八田秀雄, 乳酸をどう考えたらよいのか. 体力科学(2010)59, pp8-10.より一部引用

マラソンの後半の後半になると、エネルギーも枯渇し、使える糖(グリコーゲン)も少なくなり、使える乳酸も少なくなってきています。つまり、「乳酸が出てるから疲れる」という状況ではなく、乳酸はエネルギーの基になるものとしてとても大切ということです。

マラソン完走を目指したランニングなどの持久力トレーニングでは、最初に紹介した3つのエネルギー供給システムの良いところを伸ばしながら、この乳酸の再利用能力を高めるために強度や時間を設定してプログラムを作ります。決して乳酸を「出さない」カラダをつくるとか、乳酸が「出ない」走り方を練習するという単純なものではありません。
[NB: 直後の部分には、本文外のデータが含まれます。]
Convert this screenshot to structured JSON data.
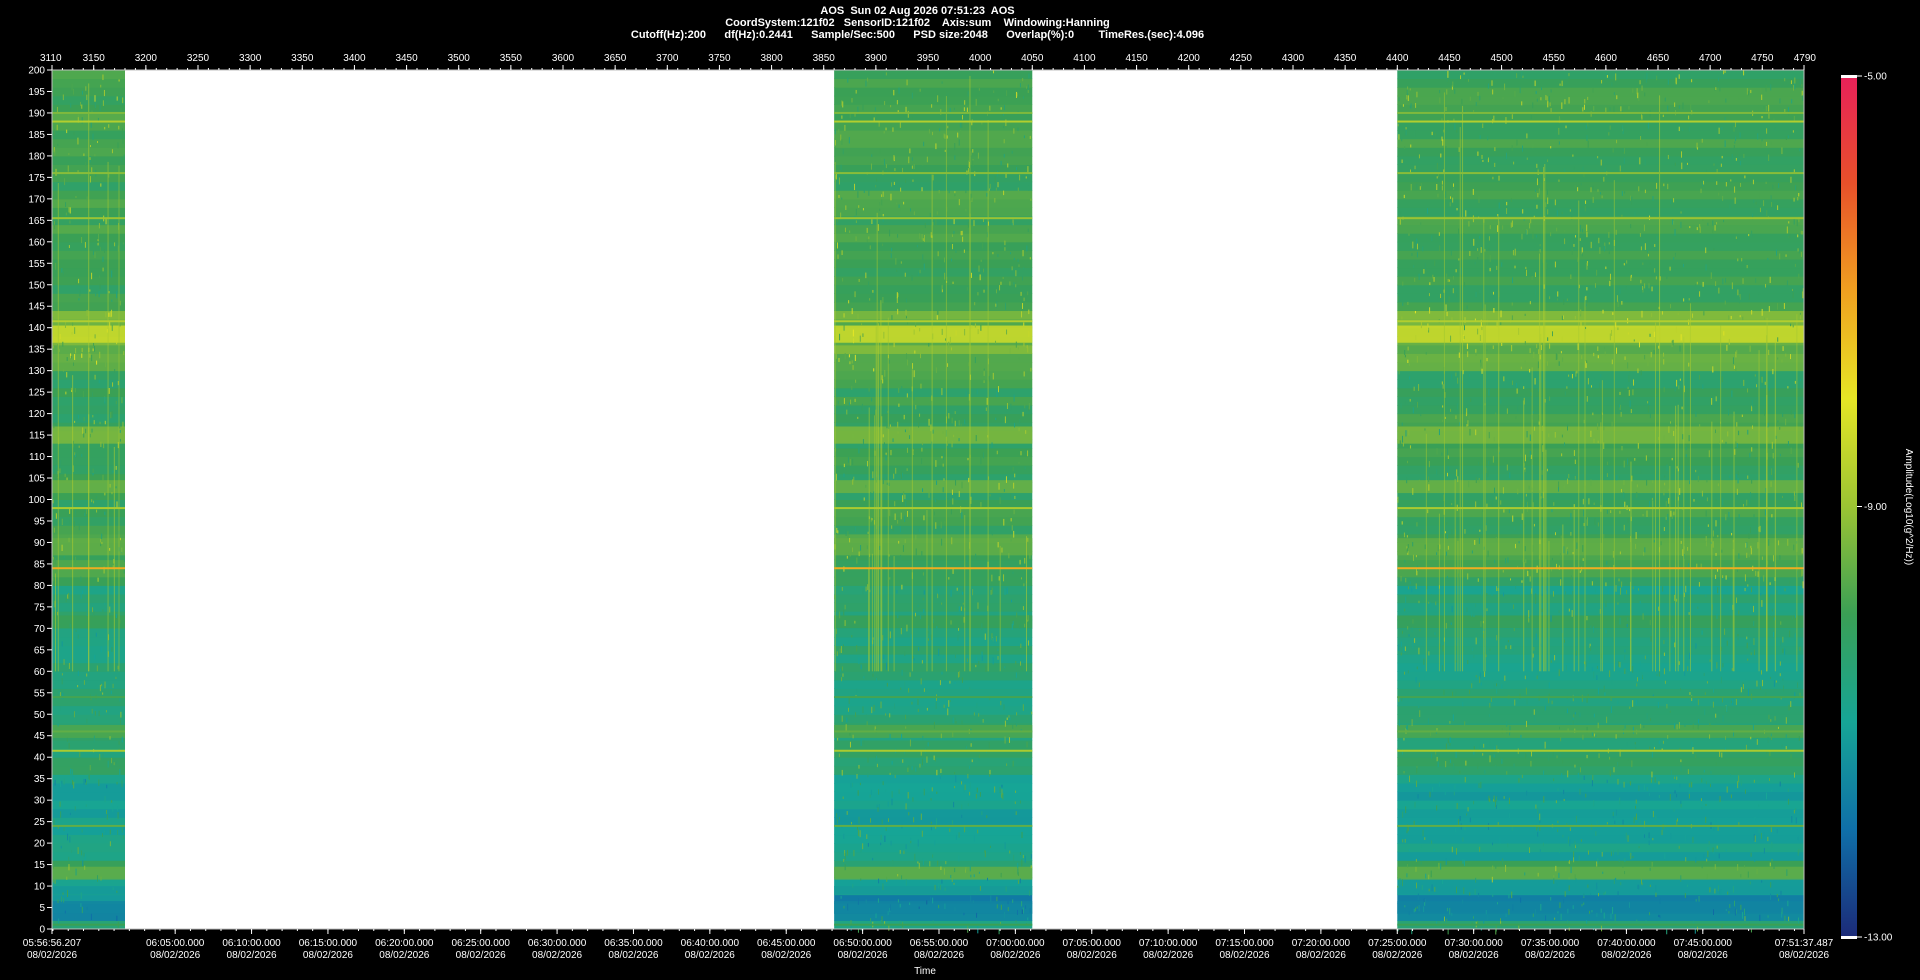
{
  "header": {
    "line1": "AOS  Sun 02 Aug 2026 07:51:23  AOS",
    "line2": "CoordSystem:121f02   SensorID:121f02    Axis:sum    Windowing:Hanning",
    "line3": "Cutoff(Hz):200      df(Hz):0.2441      Sample/Sec:500      PSD size:2048      Overlap(%):0        TimeRes.(sec):4.096"
  },
  "chart_data": {
    "type": "heatmap",
    "title": "",
    "top_axis": {
      "range": [
        3110,
        4790
      ],
      "ticks": [
        3110,
        3150,
        3200,
        3250,
        3300,
        3350,
        3400,
        3450,
        3500,
        3550,
        3600,
        3650,
        3700,
        3750,
        3800,
        3850,
        3900,
        3950,
        4000,
        4050,
        4100,
        4150,
        4200,
        4250,
        4300,
        4350,
        4400,
        4450,
        4500,
        4550,
        4600,
        4650,
        4700,
        4750,
        4790
      ]
    },
    "y_axis": {
      "label": "",
      "range": [
        0,
        200
      ],
      "ticks": [
        0,
        5,
        10,
        15,
        20,
        25,
        30,
        35,
        40,
        45,
        50,
        55,
        60,
        65,
        70,
        75,
        80,
        85,
        90,
        95,
        100,
        105,
        110,
        115,
        120,
        125,
        130,
        135,
        140,
        145,
        150,
        155,
        160,
        165,
        170,
        175,
        180,
        185,
        190,
        195,
        200
      ]
    },
    "x_axis": {
      "label": "Time",
      "ticks": [
        {
          "time": "05:56:56.207",
          "date": "08/02/2026"
        },
        {
          "time": "06:05:00.000",
          "date": "08/02/2026"
        },
        {
          "time": "06:10:00.000",
          "date": "08/02/2026"
        },
        {
          "time": "06:15:00.000",
          "date": "08/02/2026"
        },
        {
          "time": "06:20:00.000",
          "date": "08/02/2026"
        },
        {
          "time": "06:25:00.000",
          "date": "08/02/2026"
        },
        {
          "time": "06:30:00.000",
          "date": "08/02/2026"
        },
        {
          "time": "06:35:00.000",
          "date": "08/02/2026"
        },
        {
          "time": "06:40:00.000",
          "date": "08/02/2026"
        },
        {
          "time": "06:45:00.000",
          "date": "08/02/2026"
        },
        {
          "time": "06:50:00.000",
          "date": "08/02/2026"
        },
        {
          "time": "06:55:00.000",
          "date": "08/02/2026"
        },
        {
          "time": "07:00:00.000",
          "date": "08/02/2026"
        },
        {
          "time": "07:05:00.000",
          "date": "08/02/2026"
        },
        {
          "time": "07:10:00.000",
          "date": "08/02/2026"
        },
        {
          "time": "07:15:00.000",
          "date": "08/02/2026"
        },
        {
          "time": "07:20:00.000",
          "date": "08/02/2026"
        },
        {
          "time": "07:25:00.000",
          "date": "08/02/2026"
        },
        {
          "time": "07:30:00.000",
          "date": "08/02/2026"
        },
        {
          "time": "07:35:00.000",
          "date": "08/02/2026"
        },
        {
          "time": "07:40:00.000",
          "date": "08/02/2026"
        },
        {
          "time": "07:45:00.000",
          "date": "08/02/2026"
        },
        {
          "time": "07:51:37.487",
          "date": "08/02/2026"
        }
      ]
    },
    "data_segments": [
      {
        "start": 3110,
        "end": 3180
      },
      {
        "start": 3860,
        "end": 4050
      },
      {
        "start": 4400,
        "end": 4790
      }
    ],
    "gap_color": "#ffffff",
    "colorbar": {
      "label": "Amplitude(Log10(g^2/Hz))",
      "ticks": [
        -5.0,
        -9.0,
        -13.0
      ],
      "tick_labels": [
        "-5.00",
        "-9.00",
        "-13.00"
      ],
      "range": [
        -13,
        -5
      ],
      "colors": [
        "#1c2a78",
        "#0f6fa8",
        "#16a596",
        "#3aa055",
        "#9bc433",
        "#e6e625",
        "#f0a020",
        "#e8502a",
        "#e8205a"
      ]
    },
    "spectral_lines_hz": [
      {
        "freq": 1,
        "level": -10.0
      },
      {
        "freq": 24,
        "level": -9.6
      },
      {
        "freq": 41.5,
        "level": -8.8
      },
      {
        "freq": 46,
        "level": -9.6
      },
      {
        "freq": 54,
        "level": -9.9
      },
      {
        "freq": 84,
        "level": -7.2
      },
      {
        "freq": 98,
        "level": -8.8
      },
      {
        "freq": 141.5,
        "level": -8.7
      },
      {
        "freq": 165.5,
        "level": -9.0
      },
      {
        "freq": 176,
        "level": -9.2
      },
      {
        "freq": 188,
        "level": -8.7
      },
      {
        "freq": 190,
        "level": -9.3
      }
    ],
    "bands_hz": [
      {
        "center": 138.5,
        "width": 4,
        "level": -8.3
      },
      {
        "center": 115,
        "width": 4,
        "level": -9.3
      },
      {
        "center": 103,
        "width": 3,
        "level": -9.5
      },
      {
        "center": 89,
        "width": 4,
        "level": -9.6
      },
      {
        "center": 71.5,
        "width": 3,
        "level": -10.0
      },
      {
        "center": 46,
        "width": 3,
        "level": -9.8
      },
      {
        "center": 13,
        "width": 3,
        "level": -9.6
      },
      {
        "center": 9,
        "width": 2,
        "level": -11.2
      },
      {
        "center": 5,
        "width": 3,
        "level": -11.6
      }
    ]
  }
}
心拍数を測りながらトレーニングすることも、ペースやパワーなどいくつかのテストをしてトレーニング強度(ゾーンなど)を決めることも、カラダの中での反応を可能な限り正確に予測しながら目的をクリアするためにとても大切なものす。
みなさんにも、カラダの正しい情報を少しでも多く知っていただき、ウェアラブルデバイスなど最新の技術と上手く組み合わせて活用していただきたいと思います。